In Luke 18:13, a tax collector beats his breast and asks God to be merciful to him because he is a sinner. Jesus said that this man went away justified. God has always been a merciful God, and those who come to him he has always abundantly pardoned (Isa. 55:7). Even during his time on earth, he wanted sinners to repent (Matt. 9:13). In Luke 18, the man was a publican, a tax collector. We know what Jesus wanted from publicans because in the very next chapter he encounters Zacchaeus, also a publican, and brings him to repentance.
These men from the Gospel period were experiencing God’s mercy because he has always been merciful. They were not experiencing God’s grace except when in direct contact with Jesus. Jesus would not bring the grace of God, God’s favor, to earth and for all men until the cross. As Paul put it, we “were reconciled to God by the death of his Son” (Rom. 5:9-10).
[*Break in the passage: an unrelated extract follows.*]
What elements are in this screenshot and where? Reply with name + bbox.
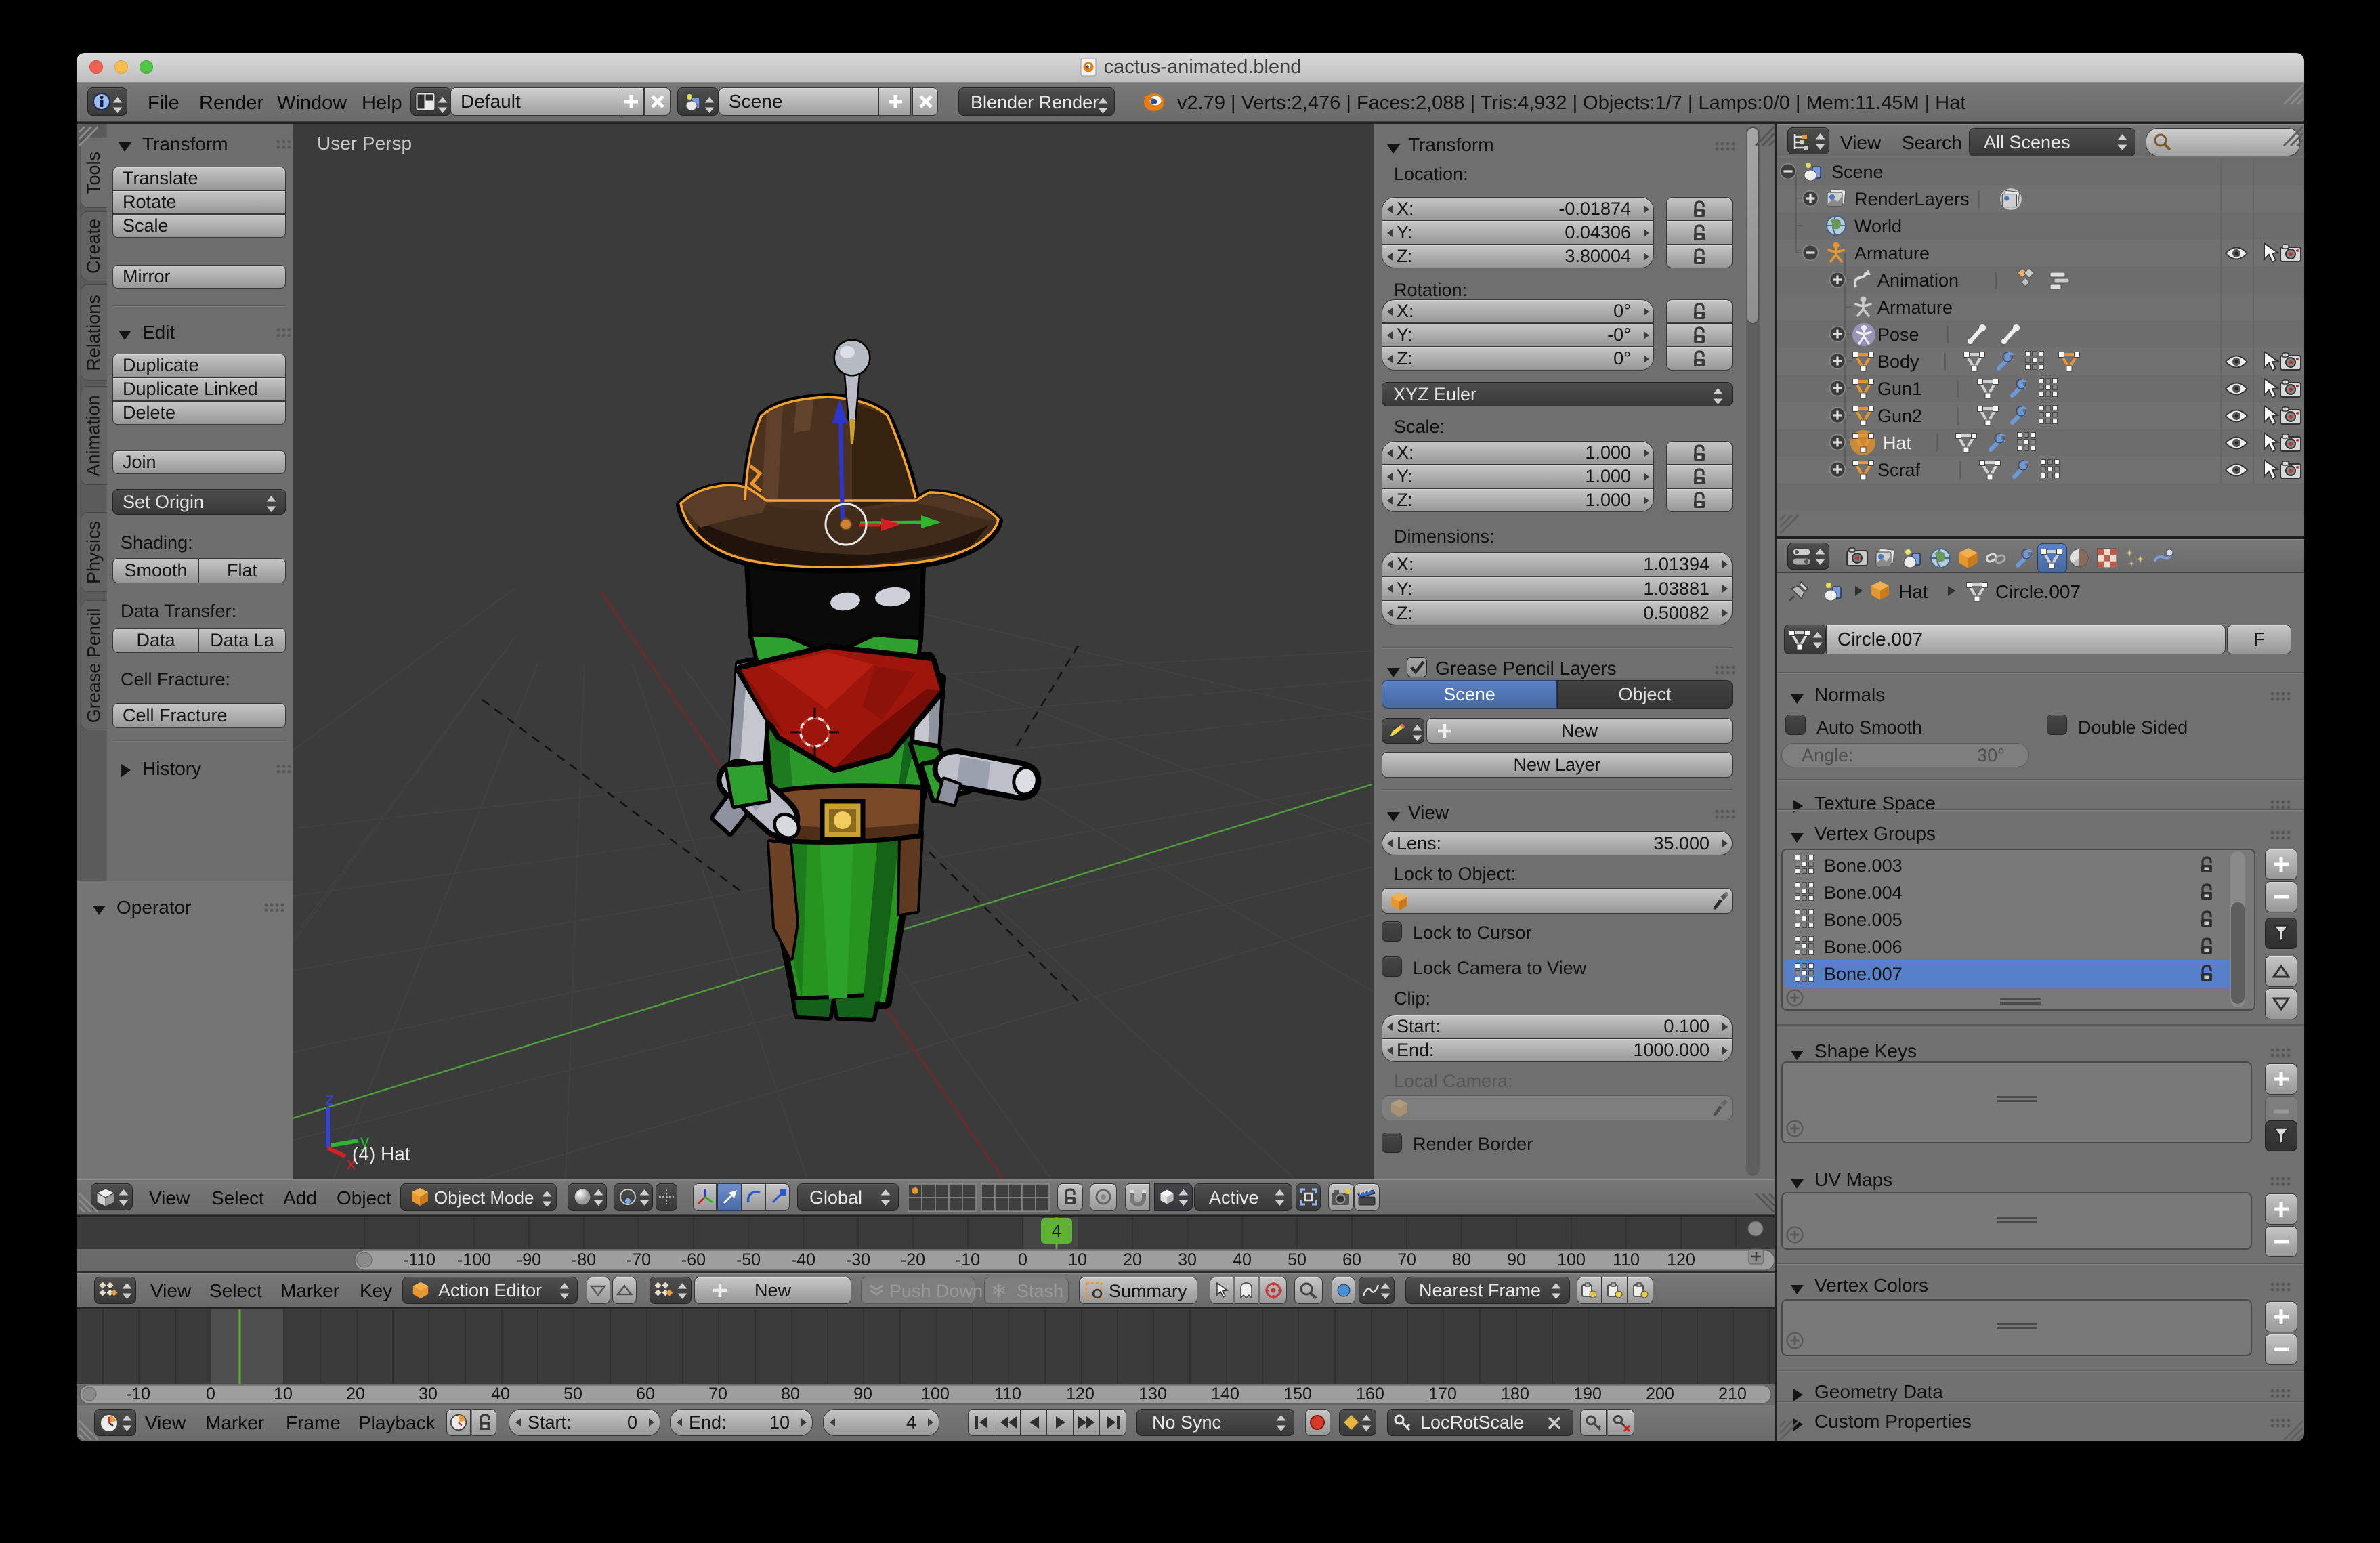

Jesus provided transformation through his death and resurrection, not mercy. As said, God was always merciful. Jesus died to be Lord of both the living and the dead (Rom. 14:9); so that we would not live for ourselves, but for him (2 Cor. 5:15); to redeem us from all iniquity (Tit. 2:13); and to purchase a people zealous for good works (Tit. 2:14).
Romans 6:23
I did not include Romans 6:23 in the long quote above because so many evangelicals interpret it to contradict the rest of Romans 6. Throughout the chapter, Paul tells the Romans that they must take advantage of the fact that Jesus freed them from sin and yield their members (i.e., their arms, legs, tongue, etc.) to righteousness. If they obey sin, they will reap death; if they obey righteousness, they will reap life (v. 16; cf. Gal. 6:7-9).
The chapter leads up to a conclusion in verse 22 and a similar conclusion in verse 23. In verse 22, the “fruit” of being free from sin and serving God is sanctification, and the “result” of sanctification is eternal life. In a very similar way, verse 21 says that the “fruit” of sin is death. Yet in verse 23, death is “the wages” of sin, but eternal life is the “gift” of God.
Death is the fruit of sinning, and eternal life is the result of sanctification, which is the fruit of serving God. Why then is eternal life not “the wages” of holiness (=sanctification) as death is “the wages” of sin?
Interestingly enough, that question was addressed more than 1500 years ago by a bishop named John and nicknamed “golden-tongue” (Gr., Chrysostom). John Chrysostom did a series of homilies on Romans, and he had this to say about Romans 6:23:
After speaking of the wages of sin, in the case of blessings, he has not kept to the same order, for he does not say, “the wages of good deeds,” but “the gift of God,” to show that it was not of themselves that they were freed, nor was it a due they received, neither yet a return, nor a recompense of labors, but by grace all these things came about. (reference)
Now let’s not misinterpret John Chrysostom as well. Remember, Romans 6:1-22 is every bit as important as Romans 6:23. Romans 6:23 is important because it lets us know that even if eternal life is a reward for holiness (Rom. 2:6-7; Gal. 6:8-9; Heb. 12:14), there is a difference between a reward and something that is earned. Chrysostom points out that it was God who freed us from the power of sin by grace (as Paul pointed out in Romans 6:14). We began in grace and we were sustained by grace (Rom. 5:1-2) so that holiness is the product of something God gave to us in the first place. So when we are rewarded for holiness with eternal life, it is not wages, but even the holiness itself was a gift of God’s grace. We were “created in Christ Jesus to do good works” (Eph. 2:10); there is no way we can call eternal life “wages” for our holiness.